Die Wirtschaft der Bundesrepublik wird zum „kranken Mann Europas“. - Über die Gründe der Flaute und wie man versucht, ihr zu entkommen.

Das Prinzip Hoffnung mag erkenntnistheoretisch in der Philosophie funktionieren, aber nicht bei Marktanalysen: Wider Erwarten schrumpft die deutsche Wirtschaft.

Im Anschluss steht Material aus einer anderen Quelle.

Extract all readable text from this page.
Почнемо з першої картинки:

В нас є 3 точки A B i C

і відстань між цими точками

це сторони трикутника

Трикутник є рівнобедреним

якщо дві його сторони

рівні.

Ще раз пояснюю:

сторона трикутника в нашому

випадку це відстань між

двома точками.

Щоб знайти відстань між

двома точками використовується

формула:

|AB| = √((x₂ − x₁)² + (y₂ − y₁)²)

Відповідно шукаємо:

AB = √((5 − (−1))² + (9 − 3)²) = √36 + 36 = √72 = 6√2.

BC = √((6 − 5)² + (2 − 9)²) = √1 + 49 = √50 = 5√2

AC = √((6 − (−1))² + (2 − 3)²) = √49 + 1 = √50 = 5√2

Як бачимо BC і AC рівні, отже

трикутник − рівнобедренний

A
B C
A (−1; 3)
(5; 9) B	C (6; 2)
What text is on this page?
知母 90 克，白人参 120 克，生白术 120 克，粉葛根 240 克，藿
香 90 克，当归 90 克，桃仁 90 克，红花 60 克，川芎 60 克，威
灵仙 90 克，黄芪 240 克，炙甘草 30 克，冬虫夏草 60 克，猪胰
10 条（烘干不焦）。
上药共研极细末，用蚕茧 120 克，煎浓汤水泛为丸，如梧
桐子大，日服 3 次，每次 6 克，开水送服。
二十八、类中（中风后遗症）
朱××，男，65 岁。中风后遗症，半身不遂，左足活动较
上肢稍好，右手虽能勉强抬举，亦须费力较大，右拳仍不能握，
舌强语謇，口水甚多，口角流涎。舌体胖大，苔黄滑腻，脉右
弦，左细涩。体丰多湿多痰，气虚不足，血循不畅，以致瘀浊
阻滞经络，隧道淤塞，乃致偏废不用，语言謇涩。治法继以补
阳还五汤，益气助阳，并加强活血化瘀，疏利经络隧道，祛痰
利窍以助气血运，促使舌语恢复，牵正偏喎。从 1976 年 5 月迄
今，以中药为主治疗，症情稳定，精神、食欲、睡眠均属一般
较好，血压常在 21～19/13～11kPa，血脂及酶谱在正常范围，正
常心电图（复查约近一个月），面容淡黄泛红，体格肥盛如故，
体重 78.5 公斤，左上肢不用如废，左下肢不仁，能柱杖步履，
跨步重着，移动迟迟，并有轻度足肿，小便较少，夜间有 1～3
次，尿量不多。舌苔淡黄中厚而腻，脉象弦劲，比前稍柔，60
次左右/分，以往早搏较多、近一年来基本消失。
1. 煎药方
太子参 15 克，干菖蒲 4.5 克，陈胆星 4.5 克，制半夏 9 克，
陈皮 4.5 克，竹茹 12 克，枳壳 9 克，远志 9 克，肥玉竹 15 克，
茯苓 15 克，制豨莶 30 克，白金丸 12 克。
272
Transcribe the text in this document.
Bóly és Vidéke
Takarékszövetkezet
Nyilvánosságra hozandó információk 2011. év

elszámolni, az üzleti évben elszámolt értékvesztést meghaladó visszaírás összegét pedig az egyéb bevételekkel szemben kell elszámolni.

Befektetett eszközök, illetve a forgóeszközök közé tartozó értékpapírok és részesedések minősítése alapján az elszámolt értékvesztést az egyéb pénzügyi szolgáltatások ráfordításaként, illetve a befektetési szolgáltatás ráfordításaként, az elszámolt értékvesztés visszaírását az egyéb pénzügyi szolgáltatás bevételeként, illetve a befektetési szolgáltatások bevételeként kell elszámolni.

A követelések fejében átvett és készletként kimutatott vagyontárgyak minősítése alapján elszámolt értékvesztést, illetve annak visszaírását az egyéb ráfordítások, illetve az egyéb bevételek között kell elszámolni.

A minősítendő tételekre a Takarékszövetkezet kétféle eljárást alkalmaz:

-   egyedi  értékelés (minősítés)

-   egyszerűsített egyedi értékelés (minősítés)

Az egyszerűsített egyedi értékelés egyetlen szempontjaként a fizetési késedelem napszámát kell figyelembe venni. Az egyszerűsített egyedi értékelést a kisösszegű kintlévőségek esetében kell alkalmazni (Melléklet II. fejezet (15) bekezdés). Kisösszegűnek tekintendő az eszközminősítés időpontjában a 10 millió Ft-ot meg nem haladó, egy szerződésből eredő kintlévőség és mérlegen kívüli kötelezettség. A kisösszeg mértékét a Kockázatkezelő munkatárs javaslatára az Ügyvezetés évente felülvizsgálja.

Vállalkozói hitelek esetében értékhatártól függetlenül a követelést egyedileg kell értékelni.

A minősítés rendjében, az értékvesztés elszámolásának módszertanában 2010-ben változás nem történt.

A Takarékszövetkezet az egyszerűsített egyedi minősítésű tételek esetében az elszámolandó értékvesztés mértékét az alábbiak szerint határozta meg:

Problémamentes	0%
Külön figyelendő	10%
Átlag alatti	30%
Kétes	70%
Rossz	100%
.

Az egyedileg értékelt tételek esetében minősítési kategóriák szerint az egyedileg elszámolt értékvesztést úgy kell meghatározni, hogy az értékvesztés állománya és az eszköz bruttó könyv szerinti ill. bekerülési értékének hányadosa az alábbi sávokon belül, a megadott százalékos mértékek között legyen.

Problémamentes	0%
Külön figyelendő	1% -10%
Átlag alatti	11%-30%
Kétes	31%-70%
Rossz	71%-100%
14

Das Prinzip Hoffnung mag erkenntnistheoretisch in der Philosophie funktionieren, aber nicht bei Marktanalysen: Wider Erwarten schrumpft die deutsche Wirtschaft.

Bild: Patrick Viol

Alles neu macht der Frühling, heißt es. Und neu aufblühen lassen hat er. Nur die deutsche Wirtschaft nicht, die hat er ausgelassen. Der von der Bundesregierung erhoffte Frühjahrsaufschwung hat sich nicht einstellen wollen. Wie das Statistische Bundesamt auf der Basis vorläufiger Zahlen mitteilte stagnierte das Bruttoinlandsprodukt (BIP) im zweiten Quartal im Vergleich zum Vorquartal. Der Internationale Währungsfonds (IWF) geht davon aus, dass die deutsche Wirtschaft um 0.3 Prozent schrumpfen wird. Mit dieser Negativprognose ist die deutsche Volkswirtschaft allein. Von 20 untersuchten Volkswirtschaften bzw. Wirtschaftsregionen verzeichnet die Bundesrepublik als einzige ein Negativwachstum. Entsprechend schlecht fällt die Stimmung auf Arbeitgeberseite aus. Stefan Wolf, Präsident des Arbeitgeberverbands Gesamtmetall, spricht im Interview mit dem Deutschlandfunk gar davon, dass Deutschland „nicht mehr wettbewerbsfähig“ sei und die Bundesrepublik zum „kranken Mann Europas“ werde. Diesen Titel hatte der britische „Economist“ Deutschland vor mehr als 20 Jahren verliehen. Vor der Agenda 2010.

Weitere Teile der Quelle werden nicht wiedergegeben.